Christoph Hauert, at the Program for Evolutionary Dynamics at Harvard (update: now at British Columbia), and colleagues have a recent paper which addresses the “second order social dilemma” that arises from cooperators who may free-ride by failing to engage in the costly punishment of defectors in public goods games. Here, they consider four strategies, 1) nonparticipation, 2) participators who defect, 3) participators who cooperate, but fail to punish defectors, and 4) participators who cooperate and engage in costly punishment of defectors.

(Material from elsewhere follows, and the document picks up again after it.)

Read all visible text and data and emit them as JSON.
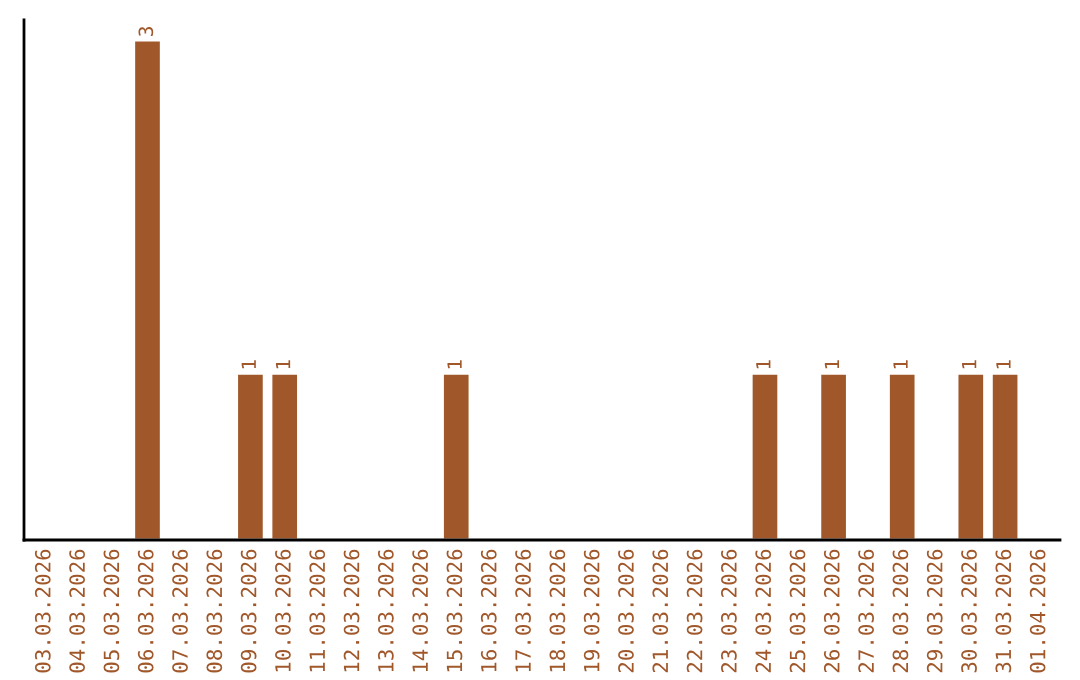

Noting that cooperative behavior in many joint enterprises that can be characterized as public goods games is enforced through institutions that impose sanctions on defectors, and that in the absence of such institutions, individuals are generally willing to engage in punishment of defectors, even when costly, they ask how this costly punishing behavior may have become established in the first place. It turns out that the ability to choose not to participate is key. Their findings suggest that circumstances where the engagement in the joint enterprise is voluntary are more likely to promote cooperation than those where participation is mandatory. The paper is available here.
Christoph Hauert, Arne Traulsen, Hannelore Brandt, Martin A. Nowak, and Karl Sigmund, Via Freedom to Coercion: The Emergence of Costly Punishment, 316 Science 1905-1907 (2007).